Solvent-Assisted Ketone Reduction by a Homogeneous Mn Catalyst.

Abstract

The choice of a solvent and the reaction conditions often defines the overall behavior of a homogeneous catalytic system by affecting the preferred reaction mechanism and thus the activity and selectivity of the catalytic process. Here, we explore the role of solvation in the mechanism of ketone reduction using a model representative of a bifunctional Mn-diamine catalyst through density functional theory calculations in a microsolvated environment by considering explicit solvent and fully solvated ab initio molecular dynamics simulations for the key elementary steps. Our computational analysis reveals the possibility of a Meerwein–Ponndorf–Verley (MPV) type mechanism in this system, which does not involve the participation of the N–H moiety and the formation of a transition-metal hydride species in ketone conversion.

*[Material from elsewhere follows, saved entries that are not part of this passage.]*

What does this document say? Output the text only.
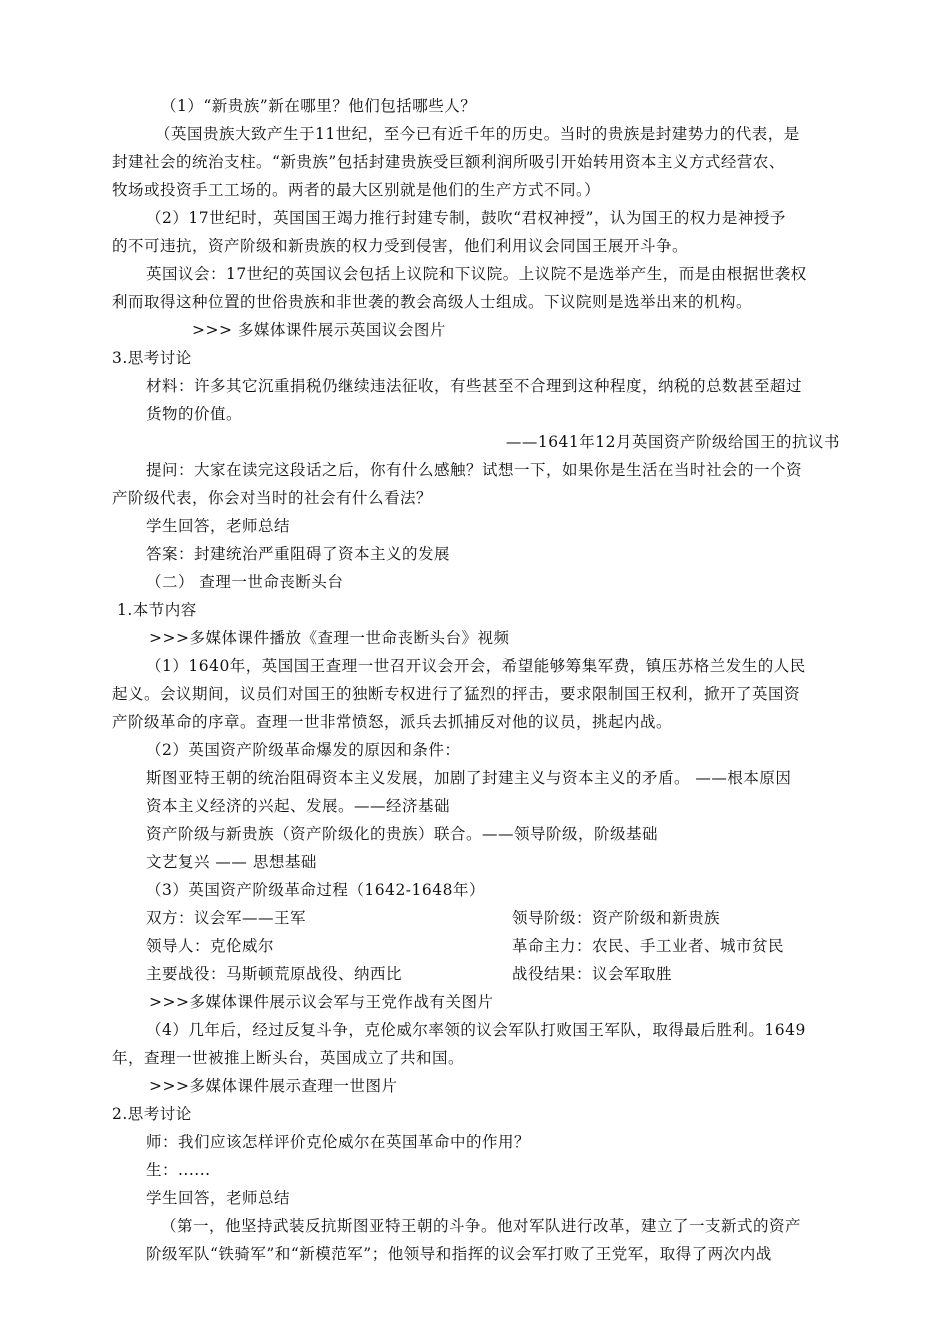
（1）“新贵族”新在哪里？他们包括哪些人？
（英国贵族大致产生于11世纪，至今已有近千年的历史。当时的贵族是封建势力的代表，是
封建社会的统治支柱。“新贵族”包括封建贵族受巨额利润所吸引开始转用资本主义方式经营农、
牧场或投资手工工场的。两者的最大区别就是他们的生产方式不同。）
（2）17世纪时，英国国王竭力推行封建专制，鼓吹“君权神授”，认为国王的权力是神授予
的不可违抗，资产阶级和新贵族的权力受到侵害，他们利用议会同国王展开斗争。
英国议会：17世纪的英国议会包括上议院和下议院。上议院不是选举产生，而是由根据世袭权
利而取得这种位置的世俗贵族和非世袭的教会高级人士组成。下议院则是选举出来的机构。
>>> 多媒体课件展示英国议会图片
3.思考讨论
材料：许多其它沉重捐税仍继续违法征收，有些甚至不合理到这种程度，纳税的总数甚至超过
货物的价值。
——1641年12月英国资产阶级给国王的抗议书
提问：大家在读完这段话之后，你有什么感触？试想一下，如果你是生活在当时社会的一个资
产阶级代表，你会对当时的社会有什么看法？
学生回答，老师总结
答案：封建统治严重阻碍了资本主义的发展
（二） 查理一世命丧断头台
1.本节内容
>>>多媒体课件播放《查理一世命丧断头台》视频
（1）1640年，英国国王查理一世召开议会开会，希望能够筹集军费，镇压苏格兰发生的人民
起义。会议期间，议员们对国王的独断专权进行了猛烈的抨击，要求限制国王权利，掀开了英国资
产阶级革命的序章。查理一世非常愤怒，派兵去抓捕反对他的议员，挑起内战。
（2）英国资产阶级革命爆发的原因和条件：
斯图亚特王朝的统治阻碍资本主义发展，加剧了封建主义与资本主义的矛盾。 ——根本原因
资本主义经济的兴起、发展。——经济基础
资产阶级与新贵族（资产阶级化的贵族）联合。——领导阶级，阶级基础
文艺复兴 —— 思想基础
（3）英国资产阶级革命过程（1642-1648年）
双方：议会军——王军	领导阶级：资产阶级和新贵族
领导人：克伦威尔	革命主力：农民、手工业者、城市贫民
主要战役：马斯顿荒原战役、纳西比	战役结果：议会军取胜
>>>多媒体课件展示议会军与王党作战有关图片
（4）几年后，经过反复斗争，克伦威尔率领的议会军队打败国王军队，取得最后胜利。1649
年，查理一世被推上断头台，英国成立了共和国。
>>>多媒体课件展示查理一世图片
2.思考讨论
师：我们应该怎样评价克伦威尔在英国革命中的作用？
生：......
学生回答，老师总结
（第一，他坚持武装反抗斯图亚特王朝的斗争。他对军队进行改革，建立了一支新式的资产
阶级军队“铁骑军”和“新模范军”；他领导和指挥的议会军打败了王党军，取得了两次内战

This path was not previously considered for Mn-based metal–ligand cooperative transfer hydrogenation homogeneous catalysis. The MPV mechanism is strongly facilitated by the solvent molecules present in the reaction environment and can potentially contribute to the catalytic performance of other related catalyst systems. Calculations indicate that, despite proceeding effectively in the second coordination sphere of the transition-metal center, the MPV reaction path retains the enantioselectivity preference induced by the presence of the small chiral N,N′-dimethyl-1,2-cyclohexanediamine ligand within the catalytic Mn(I) complex.